Doucement, elle lui ferma la bouche de sa main.
— Nous irons moi et les miens à l'hostellerie de la Ronce-Couronnée. Cela me rappellera le temps où je venais à la foire de Bruges avec mon oncle Mathieu et nous y serons très bien.
— Vous êtes folle ! Vous installer dans une auberge pour y faire une fausse couche ? C'est de la démence ! En ce cas, pourquoi ne pas rentrer tranquillement chez vous ? Avez-vous oublié que vous possédiez une belle maison dans notre ville ? Vous la possédez toujours, savez-vous ?
— Je le sais mais il est impensable que j'y aille. Pour tout le monde ici, je rentre en France. Le duc Philippe devra toujours ignorer mon séjour à Bruges... et la duchesse Isabelle aussi.
— La duchesse ? Que vient-elle faire là-dedans ?
En quelques phrases, Catherine raconta sa brève
entrevue avec l'épouse de son amant, sans se défendre d'un plaisir secret en voyant s'allonger à mesure le visage de son ami. Etant donné la façon dont les choses s'étaient passées et sa déception quand elle avait refusé, hier, de s'attarder à Lille, elle en était venue à penser que Van Eyck n'avait jamais eu réellement l'intention de l'emmener chez lui, qu'il escomptait bel et bien qu'au passage à Lille Catherine verrait Philippe et qu'elle irait ensuite, le plus simplement du monde, occuper son ancienne demeure pour le temps de l'avortement... ou pour plus longtemps peut-être ?
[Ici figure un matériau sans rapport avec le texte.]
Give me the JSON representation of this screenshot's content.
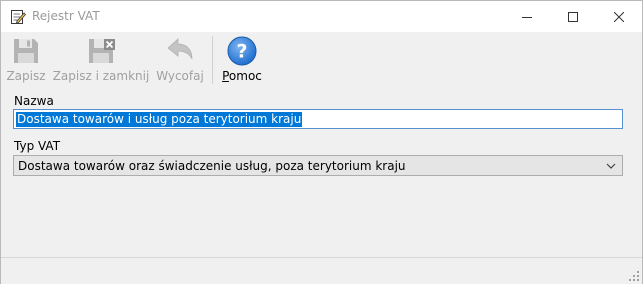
{
  "window": {
    "title": "Rejestr VAT",
    "icon": "edit-document-icon",
    "controls": [
      "minimize-icon",
      "maximize-icon",
      "close-icon"
    ]
  },
  "toolbar": {
    "buttons": [
      {
        "label": "Zapisz",
        "icon": "floppy-disk-icon",
        "enabled": false
      },
      {
        "label": "Zapisz i zamknij",
        "icon": "floppy-disk-close-icon",
        "enabled": false
      },
      {
        "label": "Wycofaj",
        "icon": "undo-arrow-icon",
        "enabled": false
      },
      {
        "label": "Pomoc",
        "icon": "help-question-icon",
        "enabled": true
      }
    ]
  },
  "form": {
    "name_label": "Nazwa",
    "name_value": "Dostawa towarów i usług poza terytorium kraju",
    "vat_type_label": "Typ VAT",
    "vat_type_value": "Dostawa towarów oraz świadczenie usług, poza terytorium kraju"
  },
  "colors": {
    "selection": "#0078d7",
    "help_icon": "#1f6fd0",
    "input_focus_border": "#5a8fd1"
  }
}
À cette minute, il ressemblait trait pour trait à un renard qu'une poule aurait pris.
— Ainsi, elle sait ? soupira-t-il enfin et sa déception était si évidente que la jeune femme se remit à rire.
— Eh oui, mon pauvre ami, elle sait ! Et comme vous êtes sans doute le plus grand peintre de ce temps, elle ne doit garder aucune illusion sur l'auteur de ces chefs-d'œuvre. Votre facture est inimitable.
— Je me demandais aussi pour quelle raison je m'avais jamais trouvé, auprès de ma souveraine, accueil et sympathie... Je le sais, à présent...
— On ne peut pas plaire à tout le monde. Vous avez l'affection de votre maître, contentez-vous-en ! J'ajoute d'ailleurs qu'il ignore totalement, et la duchesse aussi à plus forte raison, que je suis arrivée ici avec vous et que je vais à Bruges.